Blog — The Snow Report

Did EHR miss Ebola?

Posted on September 9, 2015 by

Did an EHR miss Ebola in the case of Thomas Eric Duncan being released from a Texas hospital with Ebola-like symptoms after telling an ER nurse he had recently been in Africa? Beth Walsh, writing in CMIO, discusses a report of a panel of experts put together by Texas Health Resources, which ran a hospital that released Duncan without initially diagnosing or treating Ebola, which he later died from.

According to the report, the admitting nurse made a note of Duncan’s visit to Africa in the EHR, but her notes were not immediately visible to a physician who later examined Duncan. The report noted that processes in the emergency department “did not optimally address the early identification of Ebola or other emerging diseases during the first ED visit, nor did [the hospital] optimally utilize the full capability of the electronic health record.” Turns out that while travel history is accessible to everyone in the emergency department, to view the information, a clinician would have to look beyond the initial patient assessment screen.
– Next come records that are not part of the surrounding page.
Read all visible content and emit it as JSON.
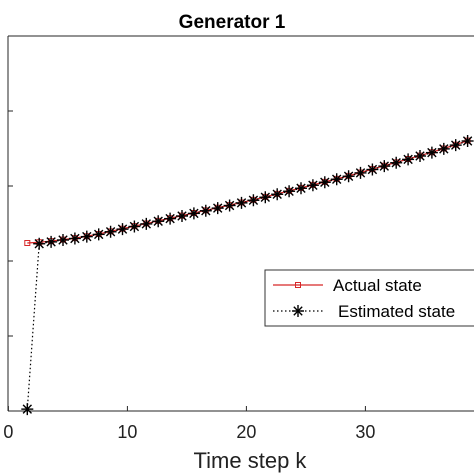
{
  "chart_data": {
    "type": "line",
    "title": "Generator 1",
    "xlabel": "Time step k",
    "ylabel": "",
    "xlim": [
      0,
      38.5
    ],
    "ylim": [
      0,
      1.0
    ],
    "xticks": [
      0,
      10,
      20,
      30
    ],
    "xtick_labels": [
      "0",
      "10",
      "20",
      "30"
    ],
    "yticks": [
      0,
      0.2,
      0.4,
      0.6,
      0.8,
      1.0
    ],
    "grid": false,
    "legend_position": "center-right",
    "series": [
      {
        "name": "Actual state",
        "color": "#d62728",
        "line_style": "solid",
        "marker": "square",
        "x": [
          1,
          2,
          3,
          4,
          5,
          6,
          7,
          8,
          9,
          10,
          11,
          12,
          13,
          14,
          15,
          16,
          17,
          18,
          19,
          20,
          21,
          22,
          23,
          24,
          25,
          26,
          27,
          28,
          29,
          30,
          31,
          32,
          33,
          34,
          35,
          36,
          37,
          38
        ],
        "y": [
          0.448,
          0.45,
          0.453,
          0.457,
          0.461,
          0.466,
          0.472,
          0.479,
          0.486,
          0.493,
          0.5,
          0.507,
          0.514,
          0.521,
          0.528,
          0.535,
          0.542,
          0.549,
          0.556,
          0.563,
          0.571,
          0.579,
          0.587,
          0.595,
          0.603,
          0.611,
          0.619,
          0.627,
          0.636,
          0.645,
          0.654,
          0.663,
          0.672,
          0.681,
          0.69,
          0.7,
          0.71,
          0.721
        ]
      },
      {
        "name": "Estimated state",
        "color": "#000000",
        "line_style": "dotted",
        "marker": "asterisk",
        "x": [
          1,
          2,
          3,
          4,
          5,
          6,
          7,
          8,
          9,
          10,
          11,
          12,
          13,
          14,
          15,
          16,
          17,
          18,
          19,
          20,
          21,
          22,
          23,
          24,
          25,
          26,
          27,
          28,
          29,
          30,
          31,
          32,
          33,
          34,
          35,
          36,
          37,
          38
        ],
        "y": [
          0.005,
          0.446,
          0.451,
          0.456,
          0.46,
          0.465,
          0.471,
          0.478,
          0.485,
          0.492,
          0.499,
          0.506,
          0.513,
          0.52,
          0.527,
          0.534,
          0.541,
          0.548,
          0.555,
          0.562,
          0.57,
          0.578,
          0.586,
          0.594,
          0.602,
          0.61,
          0.618,
          0.626,
          0.635,
          0.644,
          0.653,
          0.662,
          0.671,
          0.68,
          0.689,
          0.699,
          0.709,
          0.72
        ]
      }
    ]
  }
}
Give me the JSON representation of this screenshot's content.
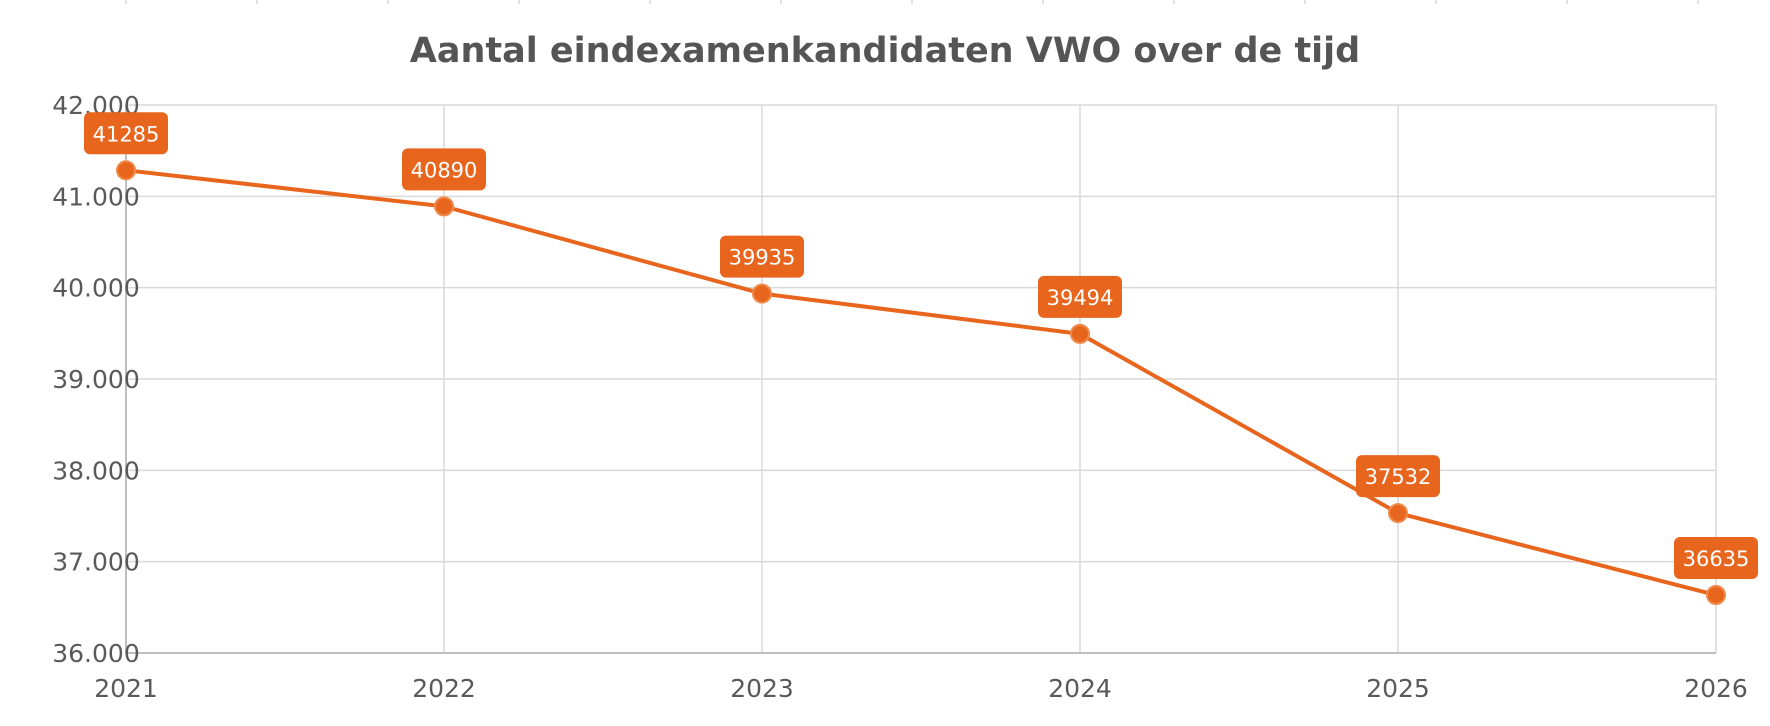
{
  "chart_data": {
    "type": "line",
    "title": "Aantal eindexamenkandidaten VWO over de tijd",
    "xlabel": "",
    "ylabel": "",
    "categories": [
      "2021",
      "2022",
      "2023",
      "2024",
      "2025",
      "2026"
    ],
    "series": [
      {
        "values": [
          41285,
          40890,
          39935,
          39494,
          37532,
          36635
        ],
        "data_labels": [
          "41285",
          "40890",
          "39935",
          "39494",
          "37532",
          "36635"
        ],
        "color": "#E8651E"
      }
    ],
    "ylim": [
      36000,
      42000
    ],
    "yticks": [
      36000,
      37000,
      38000,
      39000,
      40000,
      41000,
      42000
    ],
    "ytick_labels": [
      "36.000",
      "37.000",
      "38.000",
      "39.000",
      "40.000",
      "41.000",
      "42.000"
    ],
    "grid": true,
    "legend": "none",
    "colors": {
      "line": "#E8651E",
      "label_bg": "#E8651E",
      "grid": "#D9D9D9",
      "text": "#595959",
      "title": "#555555"
    }
  }
}
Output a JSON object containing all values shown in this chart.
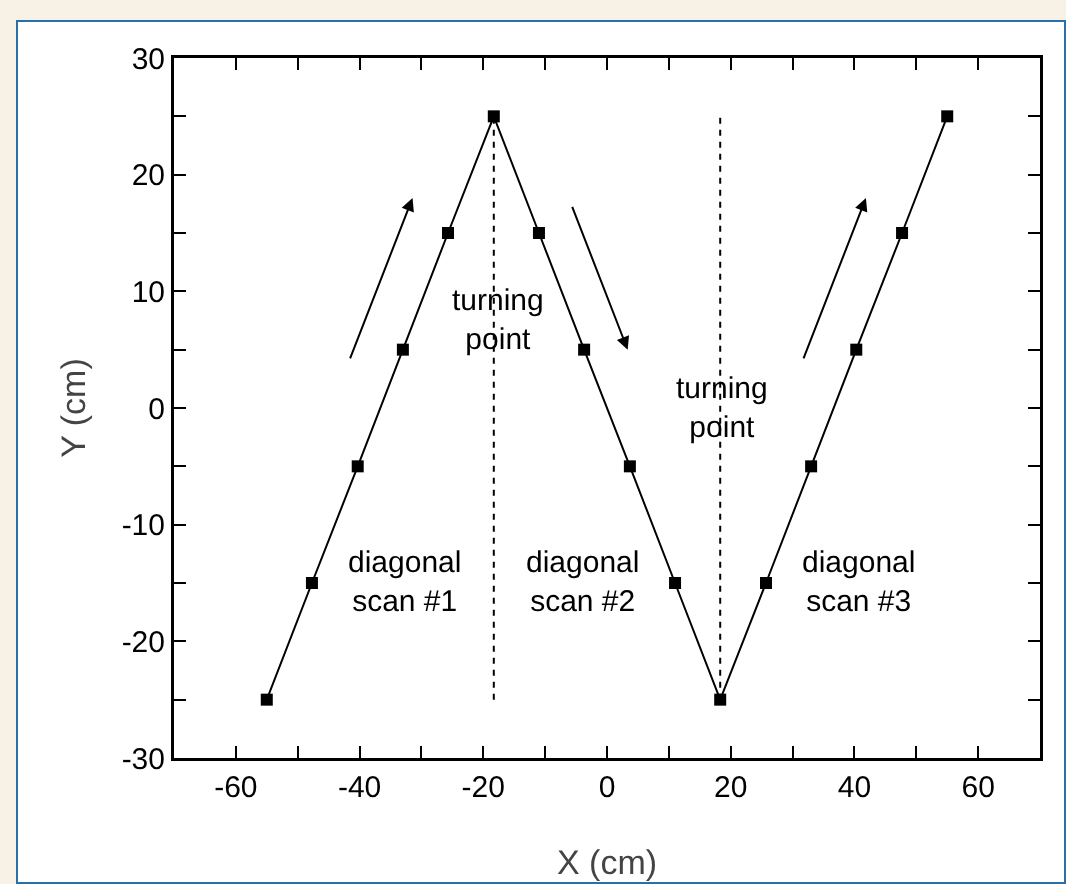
{
  "chart_data": {
    "type": "line",
    "xlabel": "X (cm)",
    "ylabel": "Y (cm)",
    "x": [
      -55,
      -47.7,
      -40.3,
      -33,
      -25.7,
      -18.3,
      -11,
      -3.7,
      3.7,
      11,
      18.3,
      25.7,
      33,
      40.3,
      47.7,
      55
    ],
    "series": [
      {
        "color": "#000000",
        "values": [
          -25,
          -15,
          -5,
          5,
          15,
          25,
          15,
          5,
          -5,
          -15,
          -25,
          -15,
          -5,
          5,
          15,
          25
        ]
      }
    ],
    "marker": "square",
    "line_style": "solid",
    "xlim": [
      -70,
      70
    ],
    "xticks": [
      {
        "value": -70,
        "label": null
      },
      -60,
      {
        "value": -50,
        "label": null
      },
      -40,
      {
        "value": -30,
        "label": null
      },
      -20,
      {
        "value": -10,
        "label": null
      },
      0,
      {
        "value": 10,
        "label": null
      },
      20,
      {
        "value": 30,
        "label": null
      },
      40,
      {
        "value": 50,
        "label": null
      },
      60,
      {
        "value": 70,
        "label": null
      }
    ],
    "ylim": [
      -30,
      30
    ],
    "yticks": [
      -30,
      {
        "value": -25,
        "label": null
      },
      -20,
      {
        "value": -15,
        "label": null
      },
      -10,
      {
        "value": -5,
        "label": null
      },
      0,
      {
        "value": 5,
        "label": null
      },
      10,
      {
        "value": 15,
        "label": null
      },
      20,
      {
        "value": 25,
        "label": null
      },
      30
    ],
    "ref_lines": [
      {
        "axis": "x",
        "value": -18.3,
        "color": "#000000",
        "line_style": "dashed"
      },
      {
        "axis": "x",
        "value": 18.3,
        "color": "#000000",
        "line_style": "dashed"
      }
    ],
    "annotations": [
      {
        "text": "turning\npoint",
        "x": -17.5,
        "y": 7.5
      },
      {
        "text": "turning\npoint",
        "x": 18.5,
        "y": 0
      },
      "diagonal\nscan #1",
      "diagonal\nscan #2",
      "diagonal\nscan #3"
    ]
  }
}
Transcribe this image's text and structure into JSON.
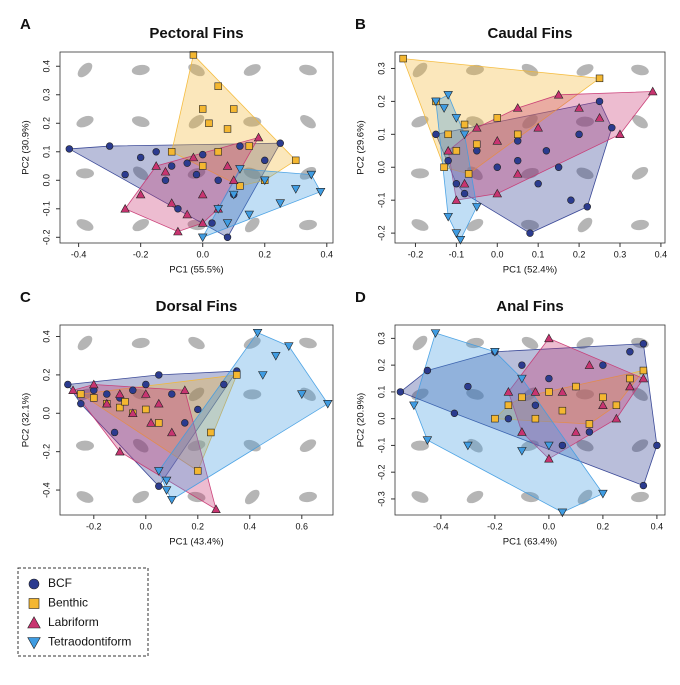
{
  "chart_data": [
    {
      "type": "scatter",
      "label": "A",
      "title": "Pectoral Fins",
      "x_label": "PC1 (55.5%)",
      "y_label": "PC2 (30.9%)",
      "xlim": [
        -0.46,
        0.42
      ],
      "xticks": [
        -0.4,
        -0.2,
        {
          "value": 0,
          "label": "0.0"
        },
        0.2,
        0.4
      ],
      "ylim": [
        -0.22,
        0.45
      ],
      "yticks": [
        -0.2,
        -0.1,
        {
          "value": 0,
          "label": "0.0"
        },
        0.1,
        0.2,
        0.3,
        0.4
      ],
      "series": [
        {
          "name": "BCF",
          "color": "#2b3b8f",
          "marker": "circle",
          "x": [
            -0.43,
            -0.3,
            -0.25,
            -0.2,
            -0.15,
            -0.1,
            -0.05,
            0,
            0.05,
            0.1,
            0.12,
            -0.08,
            -0.02,
            0.03,
            0.08,
            -0.12,
            0.2,
            0.25
          ],
          "values": [
            0.11,
            0.12,
            0.02,
            0.08,
            0.1,
            0.05,
            0.06,
            0.09,
            0.0,
            -0.05,
            0.12,
            -0.1,
            0.02,
            -0.15,
            -0.2,
            0.0,
            0.07,
            0.13
          ]
        },
        {
          "name": "Benthic",
          "color": "#f4b731",
          "marker": "square",
          "x": [
            -0.03,
            0.05,
            0.0,
            0.02,
            0.08,
            0.1,
            0.15,
            -0.1,
            0.0,
            0.2,
            0.05,
            0.12,
            0.3
          ],
          "values": [
            0.44,
            0.33,
            0.25,
            0.2,
            0.18,
            0.25,
            0.12,
            0.1,
            0.05,
            0.0,
            0.1,
            -0.02,
            0.07
          ]
        },
        {
          "name": "Labriform",
          "color": "#c83470",
          "marker": "triangle",
          "x": [
            -0.25,
            -0.2,
            -0.15,
            -0.1,
            -0.05,
            0,
            0.05,
            0.1,
            0.18,
            -0.12,
            -0.08,
            0.0,
            0.08,
            -0.03
          ],
          "values": [
            -0.1,
            -0.05,
            0.05,
            -0.08,
            -0.12,
            -0.15,
            -0.1,
            0.0,
            0.15,
            0.03,
            -0.18,
            -0.05,
            0.05,
            0.08
          ]
        },
        {
          "name": "Tetraodontiform",
          "color": "#3f9ce2",
          "marker": "triangle-down",
          "x": [
            0.0,
            0.05,
            0.1,
            0.15,
            0.2,
            0.25,
            0.3,
            0.35,
            0.38,
            0.12,
            0.08
          ],
          "values": [
            -0.2,
            -0.1,
            -0.05,
            -0.12,
            0.0,
            -0.08,
            -0.03,
            0.02,
            -0.04,
            0.04,
            -0.15
          ]
        }
      ]
    },
    {
      "type": "scatter",
      "label": "B",
      "title": "Caudal Fins",
      "x_label": "PC1 (52.4%)",
      "y_label": "PC2 (29.6%)",
      "xlim": [
        -0.25,
        0.41
      ],
      "xticks": [
        -0.2,
        -0.1,
        {
          "value": 0,
          "label": "0.0"
        },
        0.1,
        0.2,
        0.3,
        0.4
      ],
      "ylim": [
        -0.23,
        0.35
      ],
      "yticks": [
        -0.2,
        -0.1,
        {
          "value": 0,
          "label": "0.0"
        },
        0.1,
        0.2,
        0.3
      ],
      "series": [
        {
          "name": "BCF",
          "color": "#2b3b8f",
          "marker": "circle",
          "x": [
            -0.15,
            -0.12,
            -0.1,
            -0.05,
            0,
            0.05,
            0.1,
            0.15,
            0.2,
            0.22,
            0.25,
            0.28,
            0.08,
            -0.08,
            0.12,
            0.18,
            0.05
          ],
          "values": [
            0.1,
            0.02,
            -0.05,
            0.05,
            0.0,
            0.08,
            -0.05,
            0.0,
            0.1,
            -0.12,
            0.2,
            0.12,
            -0.2,
            -0.08,
            0.05,
            -0.1,
            0.02
          ]
        },
        {
          "name": "Benthic",
          "color": "#f4b731",
          "marker": "square",
          "x": [
            -0.23,
            -0.15,
            -0.12,
            -0.1,
            -0.08,
            -0.05,
            0,
            0.05,
            0.25,
            -0.13,
            -0.07
          ],
          "values": [
            0.33,
            0.2,
            0.1,
            0.05,
            0.13,
            0.07,
            0.15,
            0.1,
            0.27,
            0.0,
            -0.02
          ]
        },
        {
          "name": "Labriform",
          "color": "#c83470",
          "marker": "triangle",
          "x": [
            -0.12,
            -0.08,
            -0.05,
            0,
            0.05,
            0.1,
            0.15,
            0.2,
            0.25,
            0.3,
            0.38,
            0.05,
            0.0,
            -0.1
          ],
          "values": [
            0.05,
            -0.05,
            0.12,
            0.08,
            0.18,
            0.12,
            0.22,
            0.18,
            0.15,
            0.1,
            0.23,
            -0.02,
            -0.08,
            -0.1
          ]
        },
        {
          "name": "Tetraodontiform",
          "color": "#3f9ce2",
          "marker": "triangle-down",
          "x": [
            -0.15,
            -0.12,
            -0.1,
            -0.08,
            -0.1,
            -0.12,
            -0.05,
            -0.13,
            -0.09
          ],
          "values": [
            0.2,
            0.22,
            0.15,
            0.1,
            -0.2,
            -0.15,
            -0.12,
            0.18,
            -0.22
          ]
        }
      ]
    },
    {
      "type": "scatter",
      "label": "C",
      "title": "Dorsal Fins",
      "x_label": "PC1 (43.4%)",
      "y_label": "PC2 (32.1%)",
      "xlim": [
        -0.33,
        0.72
      ],
      "xticks": [
        -0.2,
        {
          "value": 0,
          "label": "0.0"
        },
        0.2,
        0.4,
        0.6
      ],
      "ylim": [
        -0.53,
        0.46
      ],
      "yticks": [
        -0.4,
        -0.2,
        {
          "value": 0,
          "label": "0.0"
        },
        0.2,
        0.4
      ],
      "series": [
        {
          "name": "BCF",
          "color": "#2b3b8f",
          "marker": "circle",
          "x": [
            -0.3,
            -0.25,
            -0.2,
            -0.15,
            -0.1,
            -0.05,
            0,
            0.05,
            0.1,
            0.15,
            0.2,
            0.3,
            0.35,
            0.05,
            -0.12
          ],
          "values": [
            0.15,
            0.05,
            0.12,
            0.1,
            0.08,
            0.12,
            0.15,
            0.2,
            0.1,
            -0.05,
            0.02,
            0.15,
            0.22,
            -0.38,
            -0.1
          ]
        },
        {
          "name": "Benthic",
          "color": "#f4b731",
          "marker": "square",
          "x": [
            -0.25,
            -0.2,
            -0.15,
            -0.1,
            -0.05,
            0,
            0.05,
            0.2,
            0.25,
            0.35,
            -0.08
          ],
          "values": [
            0.1,
            0.08,
            0.05,
            0.03,
            0.0,
            0.02,
            -0.05,
            -0.3,
            -0.1,
            0.2,
            0.06
          ]
        },
        {
          "name": "Labriform",
          "color": "#c83470",
          "marker": "triangle",
          "x": [
            -0.28,
            -0.2,
            -0.15,
            -0.1,
            -0.05,
            0,
            0.05,
            0.1,
            0.15,
            0.27,
            -0.1,
            0.02
          ],
          "values": [
            0.12,
            0.15,
            0.05,
            -0.2,
            0.0,
            0.1,
            0.05,
            -0.1,
            0.12,
            -0.5,
            0.1,
            -0.05
          ]
        },
        {
          "name": "Tetraodontiform",
          "color": "#3f9ce2",
          "marker": "triangle-down",
          "x": [
            0.05,
            0.08,
            0.1,
            0.43,
            0.5,
            0.6,
            0.7,
            0.45,
            0.55,
            0.08
          ],
          "values": [
            -0.3,
            -0.4,
            -0.45,
            0.42,
            0.3,
            0.1,
            0.05,
            0.2,
            0.35,
            -0.35
          ]
        }
      ]
    },
    {
      "type": "scatter",
      "label": "D",
      "title": "Anal Fins",
      "x_label": "PC1 (63.4%)",
      "y_label": "PC2 (20.9%)",
      "xlim": [
        -0.57,
        0.43
      ],
      "xticks": [
        -0.4,
        -0.2,
        {
          "value": 0,
          "label": "0.0"
        },
        0.2,
        0.4
      ],
      "ylim": [
        -0.36,
        0.35
      ],
      "yticks": [
        -0.3,
        -0.2,
        -0.1,
        {
          "value": 0,
          "label": "0.0"
        },
        0.1,
        0.2,
        0.3
      ],
      "series": [
        {
          "name": "BCF",
          "color": "#2b3b8f",
          "marker": "circle",
          "x": [
            -0.55,
            -0.45,
            -0.35,
            -0.3,
            -0.2,
            -0.1,
            0,
            0.1,
            0.2,
            0.3,
            0.35,
            0.4,
            0.35,
            0.05,
            -0.05,
            0.15,
            -0.15
          ],
          "values": [
            0.1,
            0.18,
            0.02,
            0.12,
            0.25,
            0.2,
            0.15,
            0.12,
            0.2,
            0.25,
            0.28,
            -0.1,
            -0.25,
            -0.1,
            0.05,
            -0.05,
            0.0
          ]
        },
        {
          "name": "Benthic",
          "color": "#f4b731",
          "marker": "square",
          "x": [
            -0.15,
            -0.1,
            -0.05,
            0,
            0.05,
            0.1,
            0.15,
            0.2,
            0.25,
            0.3,
            0.35,
            -0.2
          ],
          "values": [
            0.05,
            0.08,
            0.0,
            0.1,
            0.03,
            0.12,
            -0.02,
            0.08,
            0.05,
            0.15,
            0.18,
            0.0
          ]
        },
        {
          "name": "Labriform",
          "color": "#c83470",
          "marker": "triangle",
          "x": [
            -0.1,
            -0.05,
            0,
            0.05,
            0.1,
            0.15,
            0.2,
            0.25,
            0.3,
            0.35,
            -0.15,
            0.0
          ],
          "values": [
            -0.05,
            0.1,
            0.3,
            0.1,
            -0.05,
            0.2,
            0.05,
            0.0,
            0.12,
            0.15,
            0.1,
            -0.15
          ]
        },
        {
          "name": "Tetraodontiform",
          "color": "#3f9ce2",
          "marker": "triangle-down",
          "x": [
            -0.42,
            -0.5,
            -0.45,
            -0.3,
            -0.2,
            -0.1,
            0.0,
            0.05,
            0.2,
            -0.1
          ],
          "values": [
            0.32,
            0.05,
            -0.08,
            -0.1,
            0.25,
            -0.12,
            -0.1,
            -0.35,
            -0.28,
            0.15
          ]
        }
      ]
    }
  ]
}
Kudos to Texas Health Resources for organizing a credible panel of outside experts from prestigious academic centers and the Joint Commission to get to the bottom of what happened. From a healthcare PR perspective, Texas Health Resources has taken constructive, transparent steps to learn from the incident and help others understand how to avoid this kind of tragedy in the future.

So, did the EHR miss Ebola? The answer is both yes and no. A nurse entered a critical piece of patient history in the electronic record, but not where the physician could readily see it. Early on in the Ebola outbreak, the disease was not sufficiently on the radar screen of clinicians. In the end, an EHR cannot substitute for human wisdom.